Ilse hatte im Zuge ihres vor-urlaublichen Thalia-Shopping, was erfahrungsgemäß dazu führt dass die Umsatzzahlen im Buchhandel für dieses Wochenende neue Rekordwerte erzielen, endlich auch das von ihr schon länger ins Auge gefasste „Fast Nackt“ von Leo Hickman in Ihren Einkaufskorb verfrachtet. Im Umfeld dieses Buches muss Sie wohl auch auf „No Shopping“ von Judith Levine gestoßen sein, welches sich in Gesellschaft eines guten Dutzend weiterer Bücher ebenfalls im ausgeliehenen Thalia-Korb befand. Da ich mit Verspätung auf der Mariahilferstrasse eintraf, die Menge an Arbeit scheint sich umgekehrt proportional zur Anzahl der noch verbleibenden Tage bis zum Urlaub zu verhalten, wurde ich sofort mit Ilse´s Errungenschaften der letzten 1 ½ Stunden konfrontiert. Beim Lesen des Buchtitels „No Shopping“ begannen meine Augen, von Ilse sicherlich nicht unbemerkt, zu leuchten und ich konnte mir eine, in Ihren Augen vollkommen überflüssige, Bemerkung über den vollen Thalia-Korb nicht verkneifen. Dennoch wurden beide Bücher gekauft, ein paar Stunden später auch in unseren Koffern verstaut und fanden sich, wiederum einige Stunden später, gemeinsam mit uns am, relativ großen, Pool unseres, relativ kleinen, Hotels an der Südwestküste der Türkei wieder.

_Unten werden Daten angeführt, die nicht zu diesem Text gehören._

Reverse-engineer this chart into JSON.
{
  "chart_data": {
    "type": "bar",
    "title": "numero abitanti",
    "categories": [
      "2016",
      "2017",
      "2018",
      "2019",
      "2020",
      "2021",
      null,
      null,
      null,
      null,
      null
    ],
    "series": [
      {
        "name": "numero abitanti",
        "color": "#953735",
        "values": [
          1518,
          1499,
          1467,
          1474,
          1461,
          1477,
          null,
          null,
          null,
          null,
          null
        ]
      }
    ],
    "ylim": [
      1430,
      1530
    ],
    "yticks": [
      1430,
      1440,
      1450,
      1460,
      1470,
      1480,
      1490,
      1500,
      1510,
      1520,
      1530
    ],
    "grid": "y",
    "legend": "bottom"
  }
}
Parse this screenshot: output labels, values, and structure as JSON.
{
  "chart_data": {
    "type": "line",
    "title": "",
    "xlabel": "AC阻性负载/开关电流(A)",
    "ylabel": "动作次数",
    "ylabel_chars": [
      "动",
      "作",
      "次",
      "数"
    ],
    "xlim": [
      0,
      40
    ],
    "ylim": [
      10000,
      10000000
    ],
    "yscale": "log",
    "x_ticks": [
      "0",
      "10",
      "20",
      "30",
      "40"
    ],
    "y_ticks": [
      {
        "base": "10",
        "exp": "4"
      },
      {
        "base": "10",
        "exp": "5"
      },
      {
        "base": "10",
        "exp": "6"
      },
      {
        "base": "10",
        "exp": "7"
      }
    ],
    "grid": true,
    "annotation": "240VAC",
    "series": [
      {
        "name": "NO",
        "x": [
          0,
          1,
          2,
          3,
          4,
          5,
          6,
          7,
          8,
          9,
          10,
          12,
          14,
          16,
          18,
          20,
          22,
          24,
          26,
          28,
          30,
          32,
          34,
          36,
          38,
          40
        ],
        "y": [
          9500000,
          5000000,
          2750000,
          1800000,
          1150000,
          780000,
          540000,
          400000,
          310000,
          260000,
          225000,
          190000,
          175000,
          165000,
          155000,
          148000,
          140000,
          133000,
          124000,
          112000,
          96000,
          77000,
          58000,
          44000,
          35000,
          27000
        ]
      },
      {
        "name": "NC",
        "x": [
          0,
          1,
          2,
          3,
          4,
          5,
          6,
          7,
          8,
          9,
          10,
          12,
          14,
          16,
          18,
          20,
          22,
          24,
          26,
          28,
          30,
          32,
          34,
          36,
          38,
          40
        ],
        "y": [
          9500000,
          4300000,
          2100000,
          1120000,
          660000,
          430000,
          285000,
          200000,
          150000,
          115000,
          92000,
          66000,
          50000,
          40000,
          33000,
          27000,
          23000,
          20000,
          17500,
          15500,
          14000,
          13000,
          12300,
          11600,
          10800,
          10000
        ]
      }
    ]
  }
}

Die zwei Wochen sind mittlerweile nur noch Teil unserer Erinnerung, die erste Arbeitswoche liegt so gut wie hinter uns, und die Gedanken richten sich, wenn auch widerstrebend, wieder zunehmend auf unseren recht unspektakulären Alltag inmitten einer europäischen Großstadt und die damit einhergehenden „Sorgen“ und vermeindlichen „Probleme“ aus.

Doch etwas ist hängengeblieben aus besagter Urlaubslektüre, hat sich irgendwo in den tiefen meines Cerebrum festgesetzt. Einzelne, immer wiederkehrende Gedanken, ins Bewusstsein gerufen durch die unzähligen kleinen, vollkommen unterschiedlichen, und meist auch ohne Zusammenhang wahrgenommenen Impulse, denen man in einer Großstadt pausenlos ausgesetzt ist, vermischen sich mit der Erinnerung an das Gelesene, rufen gleichzeitig Verständnis und Skepsis hervor, drängen darauf geordnet, strukturiert, überprüft, in Form gebracht und irgendwo festgehalten zu werden – hier, in Form von Bits und Pixel, in den nahezu unendlichen Weiten des World Wide Web. Herzlich Willkommen auf grecological.wordpress.com!